A recorrente contenciosa, ora recorrente jurisdicional, discorda do decidido, invocando erro de julgamento, quanto aos vícios imputados ao acto, no que respeita aos artº 28º, 29º, a) e 30º do ED, por incorrecta interpretação e aplicação da lei (conclusões 4ª a 14ª e 17ª e 18ª das alegações da recorrente) e nulidade do acórdão recorrido, por absoluta falta de fundamentação, no que respeita à invocada violação do artº 29º b) do ED, por não consideração da confissão espontânea quanto a certos factos (conclusão 15ª e 16ª das alegações da recorrente).
1. Quanto à arguida nulidade do acórdão recorrido - artº668º, nº1b) do CPC:
A recorrente contenciosa considera que se verifica a nulidade do acórdão recorrido, por carência absoluta de fundamentação, quanto à por si invocada violação, pelo acto impugnado, do artº 29, b) do ED, por não ter considerado a «confissão espontânea», pela recorrente, dos factos constantes do artº2º da acusação, já que, embora o acórdão recorrido refira que tal circunstância não tinha que ser ponderada, não explicita, nem justifica as razões que estiveram na base de tal conclusão.
A nulidade da sentença prevista no artº668º, nº1b) do CPC só ocorre se a sentença for absolutamente omissa de fundamentação (Cf. neste sentido, entre muitos outros, o ac. Pleno do STA da 1ª Secção de 14.01.2010, rec. 46134).
Portanto, tal vício supõe que estamos perante uma decisão cuja fundamentação se não descortina, não relevando para o efeito uma fundamentação eventualmente menos esclarecedora.
Ora, o acórdão recorrido, a esse propósito, refere o seguinte:
«Quanto ao vício de violação de lei por não ter sido considerada a (…) a confissão espontânea, dir-se-á, com o Ministério Público, que não poderia aspirar à valoração pretendida pela Recorrente “pois, compulsados os autos, verifica-se que a confissão não foi oportuna nem operante e tão pouco contribuiu para o melhor apuramento da verdade material (…)”.
É certo que a fundamentação é sucinta, mas é clara e congruente com a conclusão a que chegou o tribunal a quo quanto à desconsideração dessa circunstância atenuante especial, não se verificando, pois, a pretendida carência absoluta de fundamentação.
Improcede, em consequência, a nulidade arguida.
- 2.Quanto à invocada violação do artº 28º do ED:
- 2.1.Pretende a recorrente que o acórdão recorrido violou o artº28º do ED, ao abster-se de se pronunciar sobre a justiça da sanção aplicada à recorrente, mantendo a pena de inactividade graduada em um ano pelo acto impugnado, com fundamento em que se trata de matéria da discricionariedade técnica da administração e, como tal, insindicável.
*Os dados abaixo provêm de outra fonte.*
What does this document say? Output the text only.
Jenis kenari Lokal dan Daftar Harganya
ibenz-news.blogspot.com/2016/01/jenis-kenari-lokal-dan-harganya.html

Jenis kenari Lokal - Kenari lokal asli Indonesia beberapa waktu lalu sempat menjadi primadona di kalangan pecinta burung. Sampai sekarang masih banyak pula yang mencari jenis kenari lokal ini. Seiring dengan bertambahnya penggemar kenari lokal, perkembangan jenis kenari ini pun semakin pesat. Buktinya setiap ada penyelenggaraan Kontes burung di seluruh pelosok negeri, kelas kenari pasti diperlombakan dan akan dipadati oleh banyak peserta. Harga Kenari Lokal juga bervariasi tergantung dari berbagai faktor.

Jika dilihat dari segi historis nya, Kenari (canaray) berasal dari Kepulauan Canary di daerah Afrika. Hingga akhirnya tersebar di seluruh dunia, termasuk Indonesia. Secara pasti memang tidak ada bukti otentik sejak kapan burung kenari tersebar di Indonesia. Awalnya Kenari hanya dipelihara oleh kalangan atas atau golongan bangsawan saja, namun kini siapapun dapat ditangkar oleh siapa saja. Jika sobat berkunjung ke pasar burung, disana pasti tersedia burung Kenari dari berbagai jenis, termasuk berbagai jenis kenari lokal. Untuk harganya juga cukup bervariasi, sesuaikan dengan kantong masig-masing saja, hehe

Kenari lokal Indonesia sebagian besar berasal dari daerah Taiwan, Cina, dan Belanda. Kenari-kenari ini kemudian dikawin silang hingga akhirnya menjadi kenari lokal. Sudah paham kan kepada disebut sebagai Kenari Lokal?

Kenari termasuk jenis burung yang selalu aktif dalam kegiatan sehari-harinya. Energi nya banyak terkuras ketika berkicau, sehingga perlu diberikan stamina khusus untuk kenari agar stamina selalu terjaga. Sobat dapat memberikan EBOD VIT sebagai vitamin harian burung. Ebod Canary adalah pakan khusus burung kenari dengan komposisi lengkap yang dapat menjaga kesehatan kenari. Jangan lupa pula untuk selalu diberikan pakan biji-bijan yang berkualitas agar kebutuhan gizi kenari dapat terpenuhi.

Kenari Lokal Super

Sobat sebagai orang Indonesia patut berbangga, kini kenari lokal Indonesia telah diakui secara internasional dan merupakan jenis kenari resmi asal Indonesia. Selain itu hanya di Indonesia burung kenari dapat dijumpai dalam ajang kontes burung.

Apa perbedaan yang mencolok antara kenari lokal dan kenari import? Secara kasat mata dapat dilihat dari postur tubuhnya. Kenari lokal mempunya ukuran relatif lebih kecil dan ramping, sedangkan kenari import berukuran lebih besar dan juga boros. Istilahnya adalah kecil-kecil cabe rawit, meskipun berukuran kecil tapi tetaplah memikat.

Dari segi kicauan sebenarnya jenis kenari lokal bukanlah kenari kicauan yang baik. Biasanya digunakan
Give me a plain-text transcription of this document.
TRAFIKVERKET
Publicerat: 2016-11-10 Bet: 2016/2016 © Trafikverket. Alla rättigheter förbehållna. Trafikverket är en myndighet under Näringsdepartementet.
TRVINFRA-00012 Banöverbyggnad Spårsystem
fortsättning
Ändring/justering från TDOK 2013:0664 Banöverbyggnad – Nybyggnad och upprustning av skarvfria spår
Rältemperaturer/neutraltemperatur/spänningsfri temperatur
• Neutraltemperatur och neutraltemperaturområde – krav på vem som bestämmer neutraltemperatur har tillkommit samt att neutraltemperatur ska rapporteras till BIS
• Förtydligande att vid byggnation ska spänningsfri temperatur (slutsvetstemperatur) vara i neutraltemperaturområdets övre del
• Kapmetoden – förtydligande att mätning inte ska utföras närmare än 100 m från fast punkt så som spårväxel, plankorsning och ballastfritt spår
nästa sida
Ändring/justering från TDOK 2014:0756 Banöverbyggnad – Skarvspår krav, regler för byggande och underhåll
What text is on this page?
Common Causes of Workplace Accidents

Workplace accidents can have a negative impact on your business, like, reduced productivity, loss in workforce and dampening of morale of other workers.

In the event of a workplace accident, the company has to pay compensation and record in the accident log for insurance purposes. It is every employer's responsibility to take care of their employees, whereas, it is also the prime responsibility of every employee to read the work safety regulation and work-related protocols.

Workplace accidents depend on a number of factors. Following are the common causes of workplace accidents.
Entende a recorrente que, tendo o recurso hierárquico, que interpôs do despacho do Sr. Director Regional da Educação de Lisboa de 01.09.2000, sido julgado parcialmente procedente, em virtude da amnistia da matéria constante do artº3º da acusação e da matéria constante do artº1º dessa mesma peça no que respeita às ofensas corporais ao aluno B…, não podia depois manter-se a mesma pena de um ano de inactividade, aplicada à recorrente pelo supra referido despacho, pois diminuindo os factos passíveis de determinar a aplicação da sanção, impunha-se que, nos termos do citado artº28º do ED e em sede de cúmulo jurídico, fosse aplicada uma medida concreta da sanção mais favorável à recorrente, sob pena de violação do princípio constitucional da proporcionalidade.
Como tal, encontram-se reunidos os pressupostos para que a pena seja judicialmente sindicada, pois tais pressupostos ultrapassam os limites da discricionariedade técnica, contrariamente ao decidido.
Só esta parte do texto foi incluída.